Periods always get the last word.

May 16, 2009 15:14

Last night, Charlie, the next door neighbor, texted me telling me that he was going to a 50's themed party and I could come. So I did.

I put on the best dress ever and wore my hair in a high pony tail. I looked like a pin-up girl!

We pre-gamed and then left. It was me, Charlie, and his friend Anthony. We walked to his friend's appartment for a pit stop. This so called "pit stop" is where we were from like 10 PM to 3 AM, not including the half hour we spent getting to the 50's theme party, having the cops break it up 10 mins later, and getting back.

The apartment was AWESOME. Wax was melted in places, it looked so cool. There was funny stuff written on the wall, cool posters, and random odd decorations (such as a miniature knight and a sick tea cup thingy). It was the best atmosphere. The people in the apartment were awesome too. There were like 7 guys and 2 other girls.

But I was a huge bitch all night. There was no specific reason, it's just that everything I thought of to say was kinda neutral and often slightly rude. So I tried not to talk all that much...

Oh my fucking god though, this one kid, I think his name was Trevor or Taylor or something, kept trying to talk to me but he spoke SO FUCKING QUIETLY that the sound didn't travel far enough away from his mouth to reach my ears.
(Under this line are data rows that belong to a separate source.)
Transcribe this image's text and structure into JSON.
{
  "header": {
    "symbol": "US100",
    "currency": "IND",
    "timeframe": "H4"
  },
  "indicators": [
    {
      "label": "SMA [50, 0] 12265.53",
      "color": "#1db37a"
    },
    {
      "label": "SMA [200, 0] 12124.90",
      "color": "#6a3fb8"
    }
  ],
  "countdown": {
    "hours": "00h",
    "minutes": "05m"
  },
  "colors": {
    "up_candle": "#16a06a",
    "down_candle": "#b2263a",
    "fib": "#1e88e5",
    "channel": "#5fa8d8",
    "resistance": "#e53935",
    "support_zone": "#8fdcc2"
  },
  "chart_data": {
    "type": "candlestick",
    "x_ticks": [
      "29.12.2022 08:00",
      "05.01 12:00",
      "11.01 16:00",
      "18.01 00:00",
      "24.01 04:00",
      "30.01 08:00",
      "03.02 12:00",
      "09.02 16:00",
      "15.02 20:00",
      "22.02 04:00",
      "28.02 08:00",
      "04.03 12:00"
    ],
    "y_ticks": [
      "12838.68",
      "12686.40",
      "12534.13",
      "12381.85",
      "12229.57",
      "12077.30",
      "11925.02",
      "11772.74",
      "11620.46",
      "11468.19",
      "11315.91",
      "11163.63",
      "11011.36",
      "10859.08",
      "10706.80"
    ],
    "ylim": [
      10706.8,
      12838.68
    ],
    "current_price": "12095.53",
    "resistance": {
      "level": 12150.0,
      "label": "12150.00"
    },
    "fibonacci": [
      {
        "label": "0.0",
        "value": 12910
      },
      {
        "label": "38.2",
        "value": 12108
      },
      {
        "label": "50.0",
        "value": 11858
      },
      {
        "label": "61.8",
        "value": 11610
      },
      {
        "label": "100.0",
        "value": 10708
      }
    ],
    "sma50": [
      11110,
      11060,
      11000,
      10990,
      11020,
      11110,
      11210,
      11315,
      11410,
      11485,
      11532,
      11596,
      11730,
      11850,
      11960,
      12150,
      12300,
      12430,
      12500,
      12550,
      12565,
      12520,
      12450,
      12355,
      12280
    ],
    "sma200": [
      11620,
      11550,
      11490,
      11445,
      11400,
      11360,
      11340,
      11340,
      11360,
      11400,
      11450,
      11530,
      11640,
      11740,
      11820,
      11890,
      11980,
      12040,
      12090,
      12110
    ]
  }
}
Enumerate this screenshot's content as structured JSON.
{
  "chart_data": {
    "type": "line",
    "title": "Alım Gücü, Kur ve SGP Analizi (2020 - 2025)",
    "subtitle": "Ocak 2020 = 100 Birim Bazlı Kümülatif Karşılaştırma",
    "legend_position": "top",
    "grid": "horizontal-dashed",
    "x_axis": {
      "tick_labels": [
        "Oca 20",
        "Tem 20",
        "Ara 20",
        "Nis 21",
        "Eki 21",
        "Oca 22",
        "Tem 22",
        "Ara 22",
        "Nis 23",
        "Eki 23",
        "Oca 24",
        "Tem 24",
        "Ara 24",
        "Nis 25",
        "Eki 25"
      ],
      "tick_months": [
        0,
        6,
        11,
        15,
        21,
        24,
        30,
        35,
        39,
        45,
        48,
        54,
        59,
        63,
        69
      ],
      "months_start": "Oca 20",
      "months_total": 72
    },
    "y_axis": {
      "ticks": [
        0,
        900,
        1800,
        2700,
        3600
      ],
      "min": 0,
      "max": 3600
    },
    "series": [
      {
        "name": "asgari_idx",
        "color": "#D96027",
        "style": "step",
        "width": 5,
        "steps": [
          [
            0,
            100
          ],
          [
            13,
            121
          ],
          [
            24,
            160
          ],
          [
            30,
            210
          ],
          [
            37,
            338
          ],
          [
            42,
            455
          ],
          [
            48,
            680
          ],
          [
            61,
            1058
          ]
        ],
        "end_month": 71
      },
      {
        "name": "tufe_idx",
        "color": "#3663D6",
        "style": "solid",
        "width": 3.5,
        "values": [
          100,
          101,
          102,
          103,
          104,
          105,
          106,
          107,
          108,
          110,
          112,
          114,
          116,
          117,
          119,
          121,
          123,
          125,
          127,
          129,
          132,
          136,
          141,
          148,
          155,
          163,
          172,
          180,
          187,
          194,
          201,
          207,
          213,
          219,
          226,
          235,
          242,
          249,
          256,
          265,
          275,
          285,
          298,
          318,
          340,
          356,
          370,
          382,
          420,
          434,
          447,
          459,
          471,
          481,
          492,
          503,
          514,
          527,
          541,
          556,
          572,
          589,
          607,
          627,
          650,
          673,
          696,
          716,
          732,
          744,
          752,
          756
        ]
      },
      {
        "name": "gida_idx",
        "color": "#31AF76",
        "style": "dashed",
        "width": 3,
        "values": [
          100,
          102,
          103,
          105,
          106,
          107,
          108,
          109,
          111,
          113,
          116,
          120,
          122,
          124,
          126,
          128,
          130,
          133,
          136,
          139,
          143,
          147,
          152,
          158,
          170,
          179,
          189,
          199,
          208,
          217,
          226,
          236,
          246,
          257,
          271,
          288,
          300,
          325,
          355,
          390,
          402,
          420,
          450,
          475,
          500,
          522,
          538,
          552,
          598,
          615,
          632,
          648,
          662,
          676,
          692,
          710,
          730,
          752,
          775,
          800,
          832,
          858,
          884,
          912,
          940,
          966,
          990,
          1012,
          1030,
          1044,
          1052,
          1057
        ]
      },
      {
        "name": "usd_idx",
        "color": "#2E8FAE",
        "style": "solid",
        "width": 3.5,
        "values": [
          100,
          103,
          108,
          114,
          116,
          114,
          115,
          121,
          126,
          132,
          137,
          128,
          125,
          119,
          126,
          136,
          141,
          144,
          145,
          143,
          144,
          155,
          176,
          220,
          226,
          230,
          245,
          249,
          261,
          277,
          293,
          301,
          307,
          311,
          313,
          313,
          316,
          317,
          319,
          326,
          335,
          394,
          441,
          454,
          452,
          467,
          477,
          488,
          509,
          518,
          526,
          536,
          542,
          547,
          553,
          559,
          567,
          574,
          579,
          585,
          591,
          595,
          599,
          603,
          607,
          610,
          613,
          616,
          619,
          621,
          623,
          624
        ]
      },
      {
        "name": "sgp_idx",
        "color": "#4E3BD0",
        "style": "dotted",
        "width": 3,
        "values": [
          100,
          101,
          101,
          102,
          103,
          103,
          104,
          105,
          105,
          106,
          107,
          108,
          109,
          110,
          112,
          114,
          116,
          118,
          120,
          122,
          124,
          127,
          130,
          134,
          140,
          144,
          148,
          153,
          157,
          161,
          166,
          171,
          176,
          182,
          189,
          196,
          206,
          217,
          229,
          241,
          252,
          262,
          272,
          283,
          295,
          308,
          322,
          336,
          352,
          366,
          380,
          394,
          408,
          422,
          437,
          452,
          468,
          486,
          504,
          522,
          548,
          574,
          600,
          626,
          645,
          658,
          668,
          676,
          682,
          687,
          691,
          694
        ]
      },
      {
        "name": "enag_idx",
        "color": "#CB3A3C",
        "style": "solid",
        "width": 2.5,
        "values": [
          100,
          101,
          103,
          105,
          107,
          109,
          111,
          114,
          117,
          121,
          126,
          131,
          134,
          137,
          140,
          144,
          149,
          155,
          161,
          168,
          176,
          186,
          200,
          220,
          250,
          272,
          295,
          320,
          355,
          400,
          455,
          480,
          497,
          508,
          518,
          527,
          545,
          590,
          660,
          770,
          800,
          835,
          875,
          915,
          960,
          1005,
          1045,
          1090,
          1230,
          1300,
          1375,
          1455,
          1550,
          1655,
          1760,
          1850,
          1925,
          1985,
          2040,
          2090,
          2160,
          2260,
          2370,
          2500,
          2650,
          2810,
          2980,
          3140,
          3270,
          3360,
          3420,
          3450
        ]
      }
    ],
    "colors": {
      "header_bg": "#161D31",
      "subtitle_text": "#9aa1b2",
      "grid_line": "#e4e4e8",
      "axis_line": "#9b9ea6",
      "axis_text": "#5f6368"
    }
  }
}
Over the course of the night, we had 4 conversations. The first 3 went exactly like this: After I noticed his lips moving and him making eye contact with me, I would say "what?" His lips would then move again. I would say "what?" two more times with no improved results as far as my attempt to communicate that YOU TALK WAY TOO QUIETLY, OBVIOUSLY. So then I would just say, "I can't hear a word you're saying. You talk way too quietly." And he would shrug it off and we would both move on. Now, our 4th conversation went like this: After watching his lips move, I said, "Look, I would love to have a conversation with you, but I CAN. NOT. HEAR. YOU." And he said, "I hate you." (I actually heard that, I should have congradulated him!) And then I said, "Cool. I hate you too."

AJISOFGSJHSJOIEOISAJIOJAJBHAH I HATE EVERYONE.

Except for that kid Anthony. Everything he said I really liked a lot and I wasn't a bitch to him at all (or if I was, he ignored it and said something interesting that I connected with) and I would be asking him on a date right now if he wasn't an entire foot shorter than me.

Then I woke up and discovered I got my period.